The New York Jets Questions Begin and End With Ownership

Tyson Rauch on the New York Jets ownership problem

It seems like just yesterday where fans of the New York Jets were expressing tremendous amounts of excitement over the signings of Le’Veon Bell and C.J. Mosley while plastering the new Gotham Green team logos all over social media. Even the 2019 draft class was receiving rave reviews from most, building up plenty of enthusiasm for the upcoming season. The New York Jets were making the crosstown rival Giants green with envy, such a refreshing change of events for the supporters of Gang Green.

On May 15th, in typical Jets fashion, the team’s positive momentum came to a screeching halt as the organization decided to fire general manager Mike Maccagnan. This move, which was rumored to be in the works for weeks, was so inconceivably poorly timed that even the mismanaged Giants offered a laugh or two along with a thank you note. Yes, Maccagnan deserved to be fired, but in mid-May after allowing him to spend over $100 million in cap space and select the #3 pick in the draft? This move creates more questions than answers and points the finger directly at the Jets biggest problem: ownership.

It is one thing to consistently preach about a rebuilding plan and a blueprint for the future, to then only realize that the decision makers are in way over their heads while their timelines are written with crayons.

Ownership’s first mistake was retaining a general manager that was on the perpetual hot seat while hiring a power hungry, controlling head coach. Let’s be honest, we all knew this marriage wouldn’t last so why go through the motions? Basically, having a lame duck gm trying to find ways to save his job, which is never good for a team that is trying to build for the future. There are reports that Jets’ owner Chris Johnson wanted Maccagnan in place to help from the football side during the coaching interviews. Seriously? You are an NFL team in the NY market and you want the general manager that should have been fired helping guide you through a monumental organization hire? Amateur hour anyone?

The second mistake was allowing Mike Maccagnan to retain personnel control while spending over $100 million dollars in cap space. If you know he is on his way out the door, this makes 0 sense. Why burden your next general manager with contracts that he may or may not have given? The trickle down of this decision is mind numbing. What if the next gm didn’t want to make Mosley the highest paid inside linebacker in the NFL? What if the next gm preferred a cheaper option at running back? What if the next general manager placed a different assessment on the Jets center position? What if the next GM wanted to shop Leonard Williams? These are all crucial decisions that impact the team not only this year, but for the years to come.
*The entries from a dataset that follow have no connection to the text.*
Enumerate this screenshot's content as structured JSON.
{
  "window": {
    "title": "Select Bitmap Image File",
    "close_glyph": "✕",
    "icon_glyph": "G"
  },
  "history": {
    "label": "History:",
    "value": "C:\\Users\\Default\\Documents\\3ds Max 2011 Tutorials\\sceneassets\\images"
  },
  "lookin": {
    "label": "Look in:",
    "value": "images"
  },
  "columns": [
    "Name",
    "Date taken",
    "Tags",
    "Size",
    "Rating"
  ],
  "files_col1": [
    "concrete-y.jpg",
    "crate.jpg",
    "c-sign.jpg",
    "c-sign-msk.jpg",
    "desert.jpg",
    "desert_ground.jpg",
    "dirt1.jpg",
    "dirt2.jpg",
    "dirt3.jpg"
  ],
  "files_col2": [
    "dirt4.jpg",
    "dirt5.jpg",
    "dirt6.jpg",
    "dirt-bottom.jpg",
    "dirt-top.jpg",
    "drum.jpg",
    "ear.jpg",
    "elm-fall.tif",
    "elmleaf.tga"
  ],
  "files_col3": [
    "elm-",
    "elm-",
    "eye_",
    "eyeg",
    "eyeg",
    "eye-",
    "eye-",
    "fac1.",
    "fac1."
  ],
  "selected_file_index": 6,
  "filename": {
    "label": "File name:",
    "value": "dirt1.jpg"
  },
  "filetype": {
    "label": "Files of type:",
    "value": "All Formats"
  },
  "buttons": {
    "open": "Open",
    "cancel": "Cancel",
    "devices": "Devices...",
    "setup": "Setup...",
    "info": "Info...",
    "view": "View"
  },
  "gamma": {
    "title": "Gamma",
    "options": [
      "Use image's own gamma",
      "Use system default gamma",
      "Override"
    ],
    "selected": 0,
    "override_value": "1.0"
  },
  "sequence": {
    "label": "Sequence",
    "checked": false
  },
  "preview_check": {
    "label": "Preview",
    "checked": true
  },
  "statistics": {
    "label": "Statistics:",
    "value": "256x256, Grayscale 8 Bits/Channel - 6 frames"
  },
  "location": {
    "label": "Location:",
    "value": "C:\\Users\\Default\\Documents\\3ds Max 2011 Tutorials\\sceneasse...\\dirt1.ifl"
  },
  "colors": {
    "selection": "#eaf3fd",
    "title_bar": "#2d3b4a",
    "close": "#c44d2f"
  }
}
The next mistake was letting Maccagnan run the Jets draft. As with free agency, how do we know the next general manager would have taken the same approach? What if he was able to trade down? What if he was able to make a trade for a prominent player? So many questions, so few answers. But the decisions made have a huge impact on the team for the foreseeable future.

The New York Jets as an organization grossly mishandled the general manager situation leaving the team in a precarious position. The team has put their immediate future in the hands of Adam Gase, a head coach that was run out of town in Miami due to his arrogance, demands for control, issues with players, and a late season collapse. What exactly has Gase accomplished in the NFL to warrant handing over the keys to your franchise? Furthermore, now you are going to hire a general manager that will follow the philosophy of the coach that has a lot to prove? This could be potentially doubling down on your mistake. Will the New York Jets hire the best general manager that is available or the best guy that fits Adam Gase’s vision? Normally the general manager brings in his own guy, not vice versa.

For the sake of sanity, I hope that the Jets are able to piece together a quality front office that can continue to improve this roster while keeping Adam Gase somewhat under control.  It is impossible to not see the alarming amount of red flags that are piling up, but stranger situations have ended up working out in the NFL.

The one that is for certain: the honeymoon is over for Chris Johnson as he now has as much to prove as an owner, as Adam Gase does as a head coach.